Ibnu ‘Abbas radhiyallahu ‘anhuma
mengatakan, ‘Nabi shallallahu ‘alayhi wa sallam menyampaikan, ‘Itulah
sa’i orang-orang di antara Shafa dan Marwa.”
Saat berada di atas bukit Marwa,
Hajar (istri Nabi Ibrahim ‘alaihissalam) mendengar suara, ia pun berkata
dalam hati, ‘Diamlah’. Sesaat kemudian Hajar mendengar suara yang sama, Hajar
pun berkata, ‘Kami mendengar suaramu, jika kau bisa menolong, tolonglah kami!’
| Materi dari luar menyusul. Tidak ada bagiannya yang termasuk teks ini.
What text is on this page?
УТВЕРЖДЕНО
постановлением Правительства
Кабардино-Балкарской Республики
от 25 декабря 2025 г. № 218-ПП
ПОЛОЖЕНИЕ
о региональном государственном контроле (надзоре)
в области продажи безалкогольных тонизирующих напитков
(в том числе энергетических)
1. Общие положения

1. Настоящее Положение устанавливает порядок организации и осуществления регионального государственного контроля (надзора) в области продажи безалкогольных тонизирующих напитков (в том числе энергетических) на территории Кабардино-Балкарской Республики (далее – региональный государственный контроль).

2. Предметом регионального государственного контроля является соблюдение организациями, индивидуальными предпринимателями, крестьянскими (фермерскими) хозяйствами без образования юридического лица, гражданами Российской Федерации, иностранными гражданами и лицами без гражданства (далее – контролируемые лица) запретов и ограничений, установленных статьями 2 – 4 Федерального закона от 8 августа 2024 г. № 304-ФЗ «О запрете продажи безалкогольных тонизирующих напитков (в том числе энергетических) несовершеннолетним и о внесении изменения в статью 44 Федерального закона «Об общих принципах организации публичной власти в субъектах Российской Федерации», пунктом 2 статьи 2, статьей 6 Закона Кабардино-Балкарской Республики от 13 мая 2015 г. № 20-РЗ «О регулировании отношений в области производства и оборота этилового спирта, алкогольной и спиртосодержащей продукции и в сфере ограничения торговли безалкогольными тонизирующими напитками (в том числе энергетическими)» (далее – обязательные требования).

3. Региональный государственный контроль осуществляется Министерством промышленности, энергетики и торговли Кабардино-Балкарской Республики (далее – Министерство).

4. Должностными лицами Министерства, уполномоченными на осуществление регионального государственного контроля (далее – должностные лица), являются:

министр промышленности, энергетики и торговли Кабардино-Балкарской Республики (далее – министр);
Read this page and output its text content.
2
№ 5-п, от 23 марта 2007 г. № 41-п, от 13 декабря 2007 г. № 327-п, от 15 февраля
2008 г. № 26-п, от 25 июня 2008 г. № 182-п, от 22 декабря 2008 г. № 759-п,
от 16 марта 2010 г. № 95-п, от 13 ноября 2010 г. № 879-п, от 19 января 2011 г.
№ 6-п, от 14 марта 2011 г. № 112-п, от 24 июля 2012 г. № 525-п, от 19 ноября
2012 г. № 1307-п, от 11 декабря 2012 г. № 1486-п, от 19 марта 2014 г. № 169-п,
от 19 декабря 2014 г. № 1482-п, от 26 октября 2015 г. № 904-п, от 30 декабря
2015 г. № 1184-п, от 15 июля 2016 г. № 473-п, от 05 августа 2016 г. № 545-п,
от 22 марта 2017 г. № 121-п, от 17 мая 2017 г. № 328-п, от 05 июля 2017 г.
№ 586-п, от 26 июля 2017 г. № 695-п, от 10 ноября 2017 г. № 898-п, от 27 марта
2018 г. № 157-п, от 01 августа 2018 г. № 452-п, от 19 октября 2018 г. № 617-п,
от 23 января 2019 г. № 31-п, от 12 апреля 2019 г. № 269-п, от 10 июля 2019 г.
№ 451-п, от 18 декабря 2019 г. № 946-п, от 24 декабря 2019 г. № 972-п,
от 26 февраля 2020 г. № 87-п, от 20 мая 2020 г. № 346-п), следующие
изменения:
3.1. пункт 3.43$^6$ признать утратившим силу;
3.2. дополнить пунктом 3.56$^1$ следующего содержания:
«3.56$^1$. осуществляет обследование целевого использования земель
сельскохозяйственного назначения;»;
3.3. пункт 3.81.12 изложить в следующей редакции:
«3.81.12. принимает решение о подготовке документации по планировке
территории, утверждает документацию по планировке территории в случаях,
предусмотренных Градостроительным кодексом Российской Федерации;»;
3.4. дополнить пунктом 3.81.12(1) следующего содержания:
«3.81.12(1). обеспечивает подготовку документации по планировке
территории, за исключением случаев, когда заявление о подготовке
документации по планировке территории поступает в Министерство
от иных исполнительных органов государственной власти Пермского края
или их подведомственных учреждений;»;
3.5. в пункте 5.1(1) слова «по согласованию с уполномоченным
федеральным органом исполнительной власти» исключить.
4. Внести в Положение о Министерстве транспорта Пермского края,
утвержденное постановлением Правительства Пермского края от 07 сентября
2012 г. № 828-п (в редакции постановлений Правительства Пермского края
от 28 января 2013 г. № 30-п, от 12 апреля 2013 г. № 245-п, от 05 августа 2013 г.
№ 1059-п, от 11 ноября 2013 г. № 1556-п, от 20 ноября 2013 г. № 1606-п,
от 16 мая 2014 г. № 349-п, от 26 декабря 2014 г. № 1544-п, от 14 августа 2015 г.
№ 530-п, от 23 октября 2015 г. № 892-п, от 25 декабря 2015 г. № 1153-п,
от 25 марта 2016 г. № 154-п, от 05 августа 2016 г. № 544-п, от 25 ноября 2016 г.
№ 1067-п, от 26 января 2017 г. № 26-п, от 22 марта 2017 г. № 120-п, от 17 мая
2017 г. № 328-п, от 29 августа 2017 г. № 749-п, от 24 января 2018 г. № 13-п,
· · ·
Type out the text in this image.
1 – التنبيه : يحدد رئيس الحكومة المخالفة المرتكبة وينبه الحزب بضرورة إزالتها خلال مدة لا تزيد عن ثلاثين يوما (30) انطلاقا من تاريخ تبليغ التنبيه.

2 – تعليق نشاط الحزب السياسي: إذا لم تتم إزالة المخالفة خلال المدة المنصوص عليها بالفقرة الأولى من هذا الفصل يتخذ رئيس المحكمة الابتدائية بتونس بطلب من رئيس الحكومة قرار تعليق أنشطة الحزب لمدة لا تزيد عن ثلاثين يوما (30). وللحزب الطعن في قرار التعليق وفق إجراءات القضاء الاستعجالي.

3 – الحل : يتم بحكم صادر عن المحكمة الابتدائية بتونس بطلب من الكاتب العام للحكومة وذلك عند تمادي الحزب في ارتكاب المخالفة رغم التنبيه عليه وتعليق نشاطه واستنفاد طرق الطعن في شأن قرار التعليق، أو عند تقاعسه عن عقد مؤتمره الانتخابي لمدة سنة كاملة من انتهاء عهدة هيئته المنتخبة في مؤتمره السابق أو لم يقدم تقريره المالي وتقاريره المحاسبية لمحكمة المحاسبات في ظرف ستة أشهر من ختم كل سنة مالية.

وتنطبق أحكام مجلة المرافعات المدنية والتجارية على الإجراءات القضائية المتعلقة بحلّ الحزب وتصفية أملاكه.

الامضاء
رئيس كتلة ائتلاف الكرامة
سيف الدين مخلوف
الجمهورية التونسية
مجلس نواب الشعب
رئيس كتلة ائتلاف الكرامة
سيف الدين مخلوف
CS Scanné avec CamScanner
Ternyata di hadapannya ada seorang malaikat di tempat Zamzam berada. Malaikat
itu lantas menghetakkan tumitnya –atau sayapnya– hingga air memancar, Hajar
kemudian mengumpulkan air itu dengan tangannya dan memasukkan air ke dalam
geriba. Air itu memancar deras setelah diciduk Hajar.
Ibnu ‘Abbas radhiyallahu ‘anhuma
berkata, ‘Nabi shallallahu ‘alayhi wa sallam bersabda, ‘Semoga Allah
merahmati Ibu Ismail (Hajar), andai ia membiarkan Zam-zam –atau beliau
bersabda, ‘Andai ia tidak menciduk Zamzam– niscaya akan mengalir (ke seluruh
permukaan bumi).’ Ia pun minum dan menyusui Ismail kecil, kemudian malaikat itu
berkata kepadanya, ‘Jangan takut terlantar karena di sini akan berdiri Rumah
Allah yang dibangun bocah ini dan Ayahnya, Allah tidak akan menelantarkan ‘keluarganya’.’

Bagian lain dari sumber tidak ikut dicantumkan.